1) The stories of 12 African-American firefighters (top from L to R: Leon W. Smith Jr., Shawn E. Powell, Vernon Cherry, Andre Fletcher, and Ronnie L Henderson; and bottom from L to R: Gerard Jean Baptiste, Keithroy Maynard, William L. Henry Jr., Karl Joseph, and Tarel Coleman. Not pictured are Keith Glascoe and Vernon Richard) who gave their lives at the World Trade site to save others on 9/11 have gone largely untold. Craig Kelly, a former firefighter and a grief counselor who worked with the fallen heroes’ families, felt compelled to chronicle the aftermath of their deaths and put his research in to a documentary, ”All Our Sons–Fallen Heroes of 9/11,” which was released in 2004. The tribute memorializes the lives of the men and what they meant to their communities.
Watch the trailer here.
2) U.S. Marine Jason Thomas (pictured left), 32, appeared at the World Trade Center with a flashlight and a shovel and made the decision to help as many people as he could.
He ended up unearthing a pair of police officers who had been buried beneath 20 feet of debris, then disappeared.
No one knew of his identity until he was finally unmasked four years later.
Ironically, Thomas was portrayed in the 2006 film “World Trade” as a White man.
The filmmakers later apologized for their inaccuracy, but Thomas just laughed it off by saying that he didn’t want to “shed any negativity on what they were trying to show.”
3) Just way too young to understand the evils of the world, three bright lights were permanently dimmed on 9/11: Asia Cottom (pictured above), Rodney Dickens (pictured in red shirt), and Bernard Curtis Brown II (pictured in white) — all age 11 — were on Flight 77 when it crashed in to the Pentagon. The precocious youths had been hand picked to represent three middle schools in the Washington, D.C., area, so they could travel to the Channel Island National Marine Sanctuary near Santa Barbara, Calif., to participate in a National Geographic Society research project called “Sustainable Seas Expedition.” The children were accompanied by a teacher and two National Geographic representatives. Sadly, all of the passengers on that fateful flight would die. The children and their chaperones’ memories were honored when the then-mayor of Washington, D.C. — in conjunction with the D.C. public schools, the Department of Parks and Recreation, the National Geographic Society, the Anacostia Watershed Society, and the Earth Conservation Corp. — turned the islands of Kingman and Heritage into sanctuaries.

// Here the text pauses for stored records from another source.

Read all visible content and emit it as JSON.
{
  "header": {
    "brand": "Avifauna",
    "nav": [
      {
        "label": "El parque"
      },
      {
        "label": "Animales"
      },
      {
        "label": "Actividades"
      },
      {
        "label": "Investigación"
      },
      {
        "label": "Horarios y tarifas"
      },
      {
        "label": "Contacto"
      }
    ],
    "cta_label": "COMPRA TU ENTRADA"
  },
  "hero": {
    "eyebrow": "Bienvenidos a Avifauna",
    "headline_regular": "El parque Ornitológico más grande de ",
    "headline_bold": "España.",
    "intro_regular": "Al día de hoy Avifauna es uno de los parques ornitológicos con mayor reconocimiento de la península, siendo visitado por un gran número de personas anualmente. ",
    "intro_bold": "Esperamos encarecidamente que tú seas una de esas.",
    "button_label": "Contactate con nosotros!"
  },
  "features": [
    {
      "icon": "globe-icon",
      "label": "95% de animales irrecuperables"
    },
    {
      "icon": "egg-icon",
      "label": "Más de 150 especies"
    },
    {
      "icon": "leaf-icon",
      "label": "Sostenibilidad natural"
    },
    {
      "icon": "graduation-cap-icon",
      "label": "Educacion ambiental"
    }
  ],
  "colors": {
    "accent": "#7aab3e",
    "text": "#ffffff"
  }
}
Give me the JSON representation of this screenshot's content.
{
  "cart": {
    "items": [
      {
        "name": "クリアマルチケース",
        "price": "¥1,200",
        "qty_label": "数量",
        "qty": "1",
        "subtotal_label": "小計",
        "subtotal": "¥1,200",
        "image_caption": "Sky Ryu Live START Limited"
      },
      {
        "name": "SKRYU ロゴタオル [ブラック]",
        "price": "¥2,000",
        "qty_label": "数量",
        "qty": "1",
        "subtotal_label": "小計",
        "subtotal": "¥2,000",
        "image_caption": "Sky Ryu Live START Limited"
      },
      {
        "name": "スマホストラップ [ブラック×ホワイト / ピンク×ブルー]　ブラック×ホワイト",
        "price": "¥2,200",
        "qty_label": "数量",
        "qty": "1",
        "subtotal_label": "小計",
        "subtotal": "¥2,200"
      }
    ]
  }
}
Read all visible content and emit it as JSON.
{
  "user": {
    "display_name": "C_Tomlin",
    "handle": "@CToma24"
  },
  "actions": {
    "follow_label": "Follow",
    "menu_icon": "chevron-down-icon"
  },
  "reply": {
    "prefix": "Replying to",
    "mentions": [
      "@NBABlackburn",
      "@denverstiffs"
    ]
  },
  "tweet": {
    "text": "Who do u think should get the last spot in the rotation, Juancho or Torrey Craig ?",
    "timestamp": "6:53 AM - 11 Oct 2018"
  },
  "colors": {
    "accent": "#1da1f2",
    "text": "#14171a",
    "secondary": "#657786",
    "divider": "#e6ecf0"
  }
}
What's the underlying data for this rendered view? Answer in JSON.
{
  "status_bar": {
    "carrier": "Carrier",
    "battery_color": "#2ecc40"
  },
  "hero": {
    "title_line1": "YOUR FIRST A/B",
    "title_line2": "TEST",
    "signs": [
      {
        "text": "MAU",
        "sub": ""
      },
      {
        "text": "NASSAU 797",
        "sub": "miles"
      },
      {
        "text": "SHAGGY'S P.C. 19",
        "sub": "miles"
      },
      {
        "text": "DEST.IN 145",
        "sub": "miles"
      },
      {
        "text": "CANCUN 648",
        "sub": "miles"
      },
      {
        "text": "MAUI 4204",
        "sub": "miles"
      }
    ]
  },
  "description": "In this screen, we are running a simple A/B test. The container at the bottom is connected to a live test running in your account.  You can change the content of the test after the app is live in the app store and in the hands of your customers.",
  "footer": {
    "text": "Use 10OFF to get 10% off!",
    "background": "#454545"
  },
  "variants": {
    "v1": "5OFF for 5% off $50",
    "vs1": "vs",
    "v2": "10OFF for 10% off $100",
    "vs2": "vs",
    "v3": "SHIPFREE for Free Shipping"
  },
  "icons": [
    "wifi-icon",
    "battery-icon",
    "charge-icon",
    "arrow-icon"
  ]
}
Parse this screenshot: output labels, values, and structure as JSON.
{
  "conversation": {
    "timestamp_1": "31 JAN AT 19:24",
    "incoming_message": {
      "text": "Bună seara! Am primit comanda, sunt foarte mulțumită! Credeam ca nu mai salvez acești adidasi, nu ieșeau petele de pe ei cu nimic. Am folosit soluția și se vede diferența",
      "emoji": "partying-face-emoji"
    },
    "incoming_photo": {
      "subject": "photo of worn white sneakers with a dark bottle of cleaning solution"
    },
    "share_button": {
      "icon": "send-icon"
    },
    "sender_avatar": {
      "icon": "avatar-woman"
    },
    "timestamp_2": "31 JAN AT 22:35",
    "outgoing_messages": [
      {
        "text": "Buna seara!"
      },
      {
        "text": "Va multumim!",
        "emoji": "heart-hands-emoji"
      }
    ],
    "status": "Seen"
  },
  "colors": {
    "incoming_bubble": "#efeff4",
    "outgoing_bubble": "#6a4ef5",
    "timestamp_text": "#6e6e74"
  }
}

4) LeRoy Homer, Jr. (pictured above) grew up in Long Island and always dreamed of becoming a pilot, so when he joined United Airlines in 1995, his dream was realized. On September 11, 2001, Homer, 36, was assigned to Flight 93 from Newark, N.J., to San Francisco. Four al-Qaeda terrorists hijacked his plane, and after learning about the other crashes at WTC and the Pentagon, Homer — along with some of his crew and a few passengers — organized a take-over. During the struggle with the terrorists, though, the plane crashed in a field near Shanksville, Pa., and Homer, a hero indeed, was gone way too soon.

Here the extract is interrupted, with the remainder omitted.